Zobacz temat - [R220] Świecąca się lampaka podsufitki
 
Forum Klubu ROVERki.pl

Rover serii 200/25, MG ZR i Streetwise - [R220] Świecąca się lampaka podsufitki

kamax_19 - Nie Kwi 24, 2011 20:31
Temat postu: [R220] Świecąca się lampaka podsufitki
Witam pojawił się dzisiaj w moim autko problem z lampką w suficie a dokładnie lampka po zamknięciu drzwi nie gaśnie mam dołożone podświetlanie w nogach i ono też nie gaśnie wszystko do dziś sprawowało się :ok: Rano też wszystko było :ok: a teraz miałem mały wypad i lampka całą droge się świeciła.
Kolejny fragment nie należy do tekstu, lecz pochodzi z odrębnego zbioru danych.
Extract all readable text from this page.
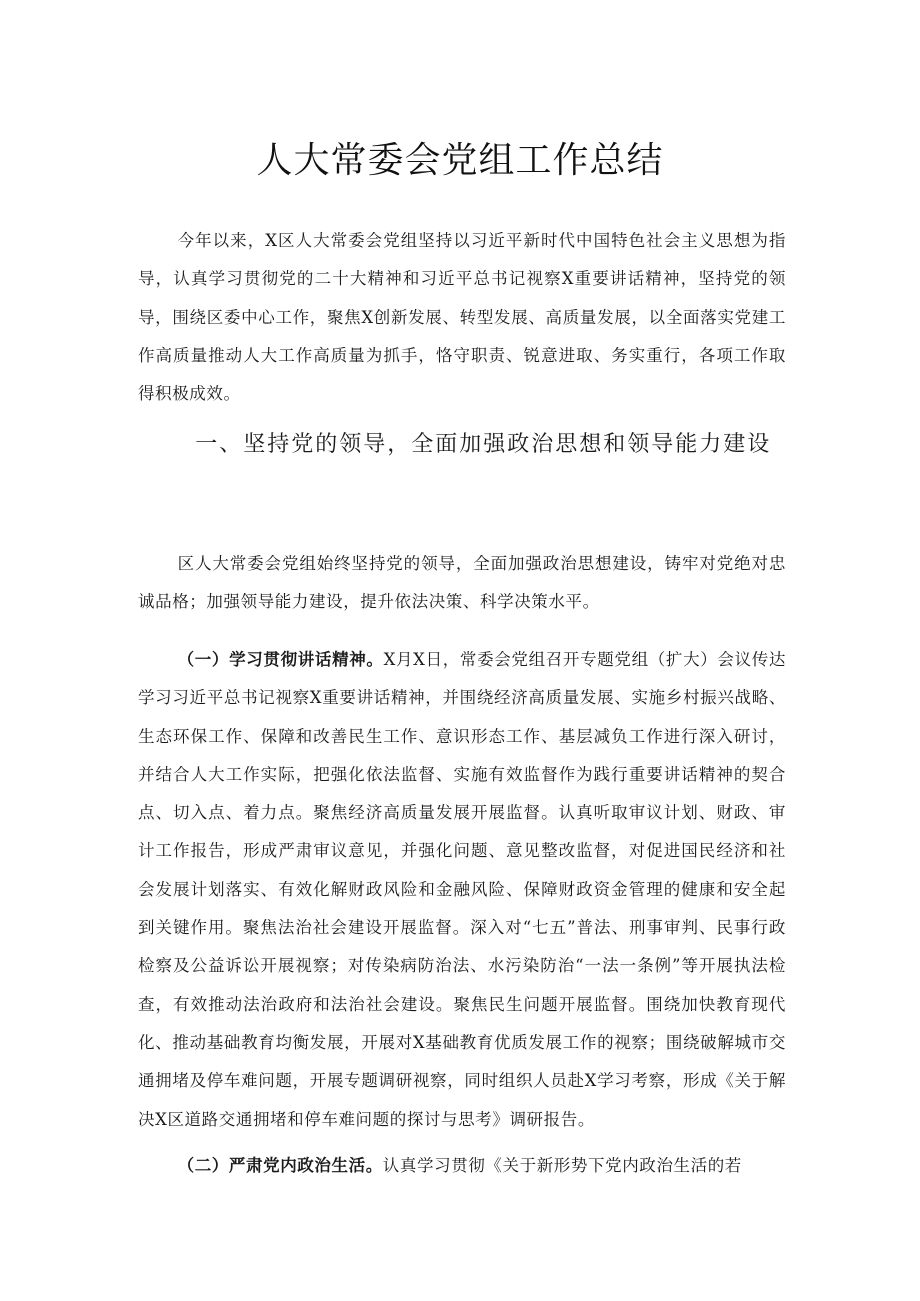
人大常委会党组工作总结

今年以来，X区人大常委会党组坚持以习近平新时代中国特色社会主义思想为指导，认真学习贯彻党的二十大精神和习近平总书记视察X重要讲话精神，坚持党的领导，围绕区委中心工作，聚焦X创新发展、转型发展、高质量发展，以全面落实党建工作高质量推动人大工作高质量为抓手，恪守职责、锐意进取、务实重行，各项工作取得积极成效。

一、坚持党的领导，全面加强政治思想和领导能力建设

区人大常委会党组始终坚持党的领导，全面加强政治思想建设，铸牢对党绝对忠诚品格；加强领导能力建设，提升依法决策、科学决策水平。

（一）学习贯彻讲话精神。X月X日，常委会党组召开专题党组（扩大）会议传达学习习近平总书记视察X重要讲话精神，并围绕经济高质量发展、实施乡村振兴战略、生态环保工作、保障和改善民生工作、意识形态工作、基层减负工作进行深入研讨，并结合人大工作实际，把强化依法监督、实施有效监督作为践行重要讲话精神的契合点、切入点、着力点。聚焦经济高质量发展开展监督。认真听取审议计划、财政、审计工作报告，形成严肃审议意见，并强化问题、意见整改监督，对促进国民经济和社会发展计划落实、有效化解财政风险和金融风险、保障财政资金管理的健康和安全起到关键作用。聚焦法治社会建设开展监督。深入对“七五”普法、刑事审判、民事行政检察及公益诉讼开展视察；对传染病防治法、水污染防治“一法一条例”等开展执法检查，有效推动法治政府和法治社会建设。聚焦民生问题开展监督。围绕加快教育现代化、推动基础教育均衡发展，开展对X基础教育优质发展工作的视察；围绕破解城市交通拥堵及停车难问题，开展专题调研视察，同时组织人员赴X学习考察，形成《关于解决X区道路交通拥堵和停车难问题的探讨与思考》调研报告。

（二）严肃党内政治生活。认真学习贯彻《关于新形势下党内政治生活的若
Sprawdziłem wszystkie masy w drzwiach (te bolce co wyłączają lamkpe po zamknięciu drzwi) wszystkie inne masy i wszystko jest dobrze dopiero po wyjęciu bezpiecznika wszystko się wyłączyło.... :???: :/ :/
tronsek - Nie Kwi 24, 2011 20:37

Na bank któraś krańcówka się skończyła. Posprawdzaj nie tylko podłączenia ale także same wyłączniki.
kamax_19 - Nie Kwi 24, 2011 20:42

tronsek, Jak możliwe że to wyłącznik to stawiam na ten w moich drzwiach bo on coś od dawna szfamkował nie raz musiałem go dotknąć lekko żeby mi się światło w aucie zaświeciło.
tronsek - Nie Kwi 24, 2011 20:45

Spróbuj go rozebrać, przeczyścić i może to pomoże. Tak, czy owak musisz się za nowym rozejrzeć.
kamax_19 - Nie Kwi 24, 2011 21:34

Zaraz ide zajrzeć bo nie da mi to spać a jeszcze będe musiał dzisiaj samochodem wyruszyć.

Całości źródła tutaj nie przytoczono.